Catalonia: for self-determination

Submitted by cathy n on 24 November, 2017 - 9:02 Author: By Colin Foster

The latest opinion polls for the parliamentary election in Catalonia on 21 December suggest an outcome similar to the previous election in 2015: a narrow parliamentary majority for the separatists, but with a minority of the popular vote.

A 15 November poll gives the ERC 24%, Puigdemont’s people (running as Junts per Catalunya) 17%, and CUP 6%, in total 47% of the vote but 68-74 seats out of 135.

The non-separatist parties — in order of their electoral support, the neoliberal Citizens’ Party, the social-democratic PSC (linked to the PSOE elsewhere in Spain), Catalonia in Common (including Podemos), and Madrid prime minister Mariano Rajoy’s People’s Party — are estimated at 53% of the vote.

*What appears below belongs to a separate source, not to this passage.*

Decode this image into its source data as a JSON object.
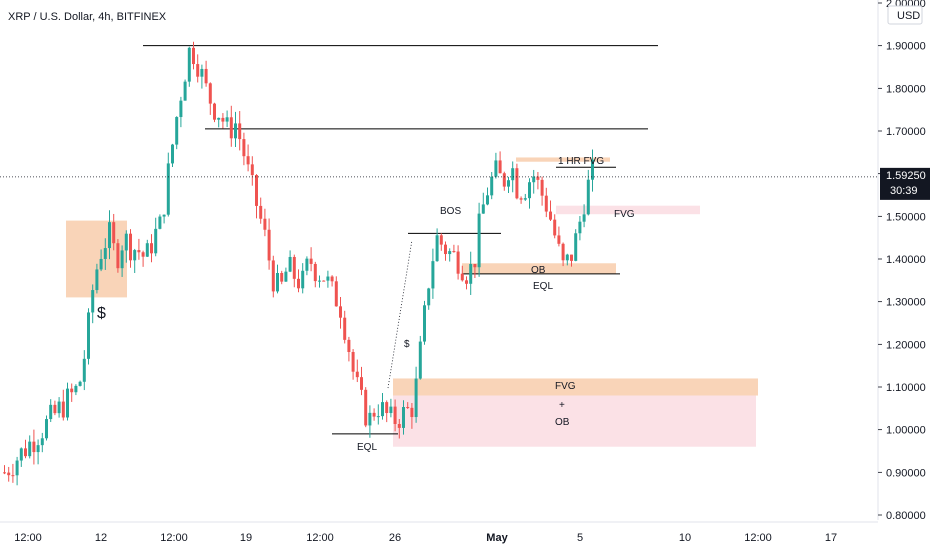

But because, like most electoral systems, Catalonia’s gives bigger parties proportionately more seats in relation to votes, and the separatist vote is more concentrated in two big parties, the non-separatists would get only 61 to 67 seats.

The Citizens’ Party has called for an anti-separatist front, but the PSC refused. The ERC, the biggest separatist party, has suggested an alliance after the election with Catalonia in Common, which opposed Catalonia’s declaration of independence but also opposes Madrid’s imposition of direct rule.

Santi Vila, who served as head of the business department in the Puigdemont’s government, resigned because Puigdemont refused Rajoy’s call for the Catalan government to organise the new elections now being run by Madrid on 21 December, but has now joined Puigdemont’s Junts per Catalunya alliance, has suggested a policy of “independence from a position of moderation” after 21 December.

“I think we need to base this on three ideas: the defence of Catalan institutions, amnesty [for the Catalan politicians being prosecuted by Madrid authorities for ‘sedition’] and... a referendum that’s agreed on and recognised by the state and by international institutions”.

Short of a big electoral turnaround, it will be very difficult for Rajoy to refuse concessions after 21 December. And that is how it should be.

Even if Catalan socialists oppose separation, and many of them do, with good reason, the first job of socialists in Spain and across Europe now is to insist that Madrid recognise the right to choose of the people of Catalonia — their right to self-determination.